NVIDIA has released Canary-1B-v2, an open-source automatic speech recognition (ASR) and speech translation model designed for Python-based development workflows. The model, announced June 23, 2026, handles multilingual transcription and translation with support for English, French, German, Spanish, and Italian.

The release targets developers building accessibility tools, localization pipelines, and global content workflows. Canary-1B-v2 accepts 16 kHz mono audio and outputs both transcriptions and word-level timestamps, enabling developers to generate synchronized subtitles automatically.

“We’re making speech AI accessible to every developer,” said NVIDIA’s ML engineering team. “Canary-1B-v2 runs on a single GPU and produces production-quality transcriptions for major languages.”
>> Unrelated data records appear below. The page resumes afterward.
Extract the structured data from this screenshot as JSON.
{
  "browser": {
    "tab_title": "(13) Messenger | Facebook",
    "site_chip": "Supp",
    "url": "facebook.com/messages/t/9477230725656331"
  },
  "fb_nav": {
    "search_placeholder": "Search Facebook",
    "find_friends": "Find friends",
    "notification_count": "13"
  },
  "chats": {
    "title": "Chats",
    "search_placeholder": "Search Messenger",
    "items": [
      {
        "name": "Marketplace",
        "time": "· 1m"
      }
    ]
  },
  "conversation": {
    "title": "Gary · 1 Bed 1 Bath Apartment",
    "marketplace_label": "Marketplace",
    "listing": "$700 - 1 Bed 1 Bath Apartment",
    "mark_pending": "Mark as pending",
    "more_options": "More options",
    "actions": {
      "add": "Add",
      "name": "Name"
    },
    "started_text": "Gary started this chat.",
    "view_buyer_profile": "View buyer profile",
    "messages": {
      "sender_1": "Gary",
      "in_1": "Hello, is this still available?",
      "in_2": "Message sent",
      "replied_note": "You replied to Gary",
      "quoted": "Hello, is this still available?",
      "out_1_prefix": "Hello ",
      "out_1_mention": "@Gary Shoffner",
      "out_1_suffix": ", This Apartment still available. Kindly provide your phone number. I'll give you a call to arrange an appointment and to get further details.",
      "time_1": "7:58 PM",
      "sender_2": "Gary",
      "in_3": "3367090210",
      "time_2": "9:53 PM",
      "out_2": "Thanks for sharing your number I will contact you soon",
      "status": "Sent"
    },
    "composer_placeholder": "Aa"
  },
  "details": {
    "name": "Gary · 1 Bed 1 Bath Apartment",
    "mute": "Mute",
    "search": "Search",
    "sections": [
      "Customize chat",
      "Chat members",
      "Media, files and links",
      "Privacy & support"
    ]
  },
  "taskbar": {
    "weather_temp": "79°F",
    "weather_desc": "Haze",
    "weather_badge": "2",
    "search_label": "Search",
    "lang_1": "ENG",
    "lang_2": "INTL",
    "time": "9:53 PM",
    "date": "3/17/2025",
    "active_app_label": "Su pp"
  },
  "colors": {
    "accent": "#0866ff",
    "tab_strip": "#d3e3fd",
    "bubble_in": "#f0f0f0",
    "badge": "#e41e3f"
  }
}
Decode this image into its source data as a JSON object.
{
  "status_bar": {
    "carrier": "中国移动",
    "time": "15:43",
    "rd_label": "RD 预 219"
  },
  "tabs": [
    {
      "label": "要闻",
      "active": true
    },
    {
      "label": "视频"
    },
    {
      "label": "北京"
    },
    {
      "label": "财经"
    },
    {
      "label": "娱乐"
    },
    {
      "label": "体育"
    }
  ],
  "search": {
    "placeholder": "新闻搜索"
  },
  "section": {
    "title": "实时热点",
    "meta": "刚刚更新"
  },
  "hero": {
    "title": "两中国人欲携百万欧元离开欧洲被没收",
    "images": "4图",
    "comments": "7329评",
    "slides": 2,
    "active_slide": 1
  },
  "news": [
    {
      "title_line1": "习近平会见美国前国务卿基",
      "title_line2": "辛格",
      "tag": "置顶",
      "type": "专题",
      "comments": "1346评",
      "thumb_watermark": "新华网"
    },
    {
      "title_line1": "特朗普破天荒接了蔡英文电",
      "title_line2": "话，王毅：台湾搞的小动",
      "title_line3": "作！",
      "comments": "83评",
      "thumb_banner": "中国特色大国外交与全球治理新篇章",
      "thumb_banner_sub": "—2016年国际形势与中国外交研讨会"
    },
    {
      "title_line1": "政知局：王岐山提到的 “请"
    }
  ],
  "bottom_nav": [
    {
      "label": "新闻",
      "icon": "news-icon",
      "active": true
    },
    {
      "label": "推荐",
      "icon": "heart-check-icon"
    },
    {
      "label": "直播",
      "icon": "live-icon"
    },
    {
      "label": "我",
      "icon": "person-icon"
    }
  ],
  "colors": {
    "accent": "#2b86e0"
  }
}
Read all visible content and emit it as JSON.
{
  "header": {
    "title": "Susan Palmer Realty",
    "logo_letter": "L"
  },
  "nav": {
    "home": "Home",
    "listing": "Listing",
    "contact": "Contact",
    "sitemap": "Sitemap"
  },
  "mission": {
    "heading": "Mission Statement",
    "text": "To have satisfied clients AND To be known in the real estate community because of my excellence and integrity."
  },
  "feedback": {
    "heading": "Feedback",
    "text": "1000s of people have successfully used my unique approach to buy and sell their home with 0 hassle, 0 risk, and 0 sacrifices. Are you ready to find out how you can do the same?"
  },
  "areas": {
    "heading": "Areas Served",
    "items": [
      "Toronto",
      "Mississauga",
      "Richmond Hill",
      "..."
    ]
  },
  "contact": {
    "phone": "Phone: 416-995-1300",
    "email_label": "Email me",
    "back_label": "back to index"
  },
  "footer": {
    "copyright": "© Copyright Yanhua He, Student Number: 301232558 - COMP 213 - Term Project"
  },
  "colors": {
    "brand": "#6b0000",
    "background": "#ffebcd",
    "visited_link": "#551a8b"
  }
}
Key features include automatic SRT export, which generates subtitle files with proper timing markers without additional post-processing. The model also supports batch processing for handling longer audio files, with inference speeds optimized for real-time or near-real-time applications.

The technical architecture uses a compact 1-billion-parameter design that balances accuracy with inference speed. Benchmarks show the model achieves competitive word error rates (WER) on standard speech benchmarks while running efficiently on consumer-grade GPUs.

For developers, Canary-1B-v2 integrates directly into Python workflows via the NVIDIA PyTorch ecosystem. The model supports standard audio preprocessing and outputs structured data that integrates with existing localization and accessibility tooling.

The release addresses growing demand for speech-to-text capabilities in enterprise applications, particularly in sectors requiring multilingual customer support, content localization, and accessibility compliance. Healthcare and legal organizations have shown particular interest in accurate transcription with timestamps for audit trails.

Canary-1B-v2 joins NVIDIA’s expanding speech AI portfolio, which includes earlier releases targeting specific languages and use cases. The model’s open-source availability and Python-native integration lower the barrier for developers adopting speech AI in production systems.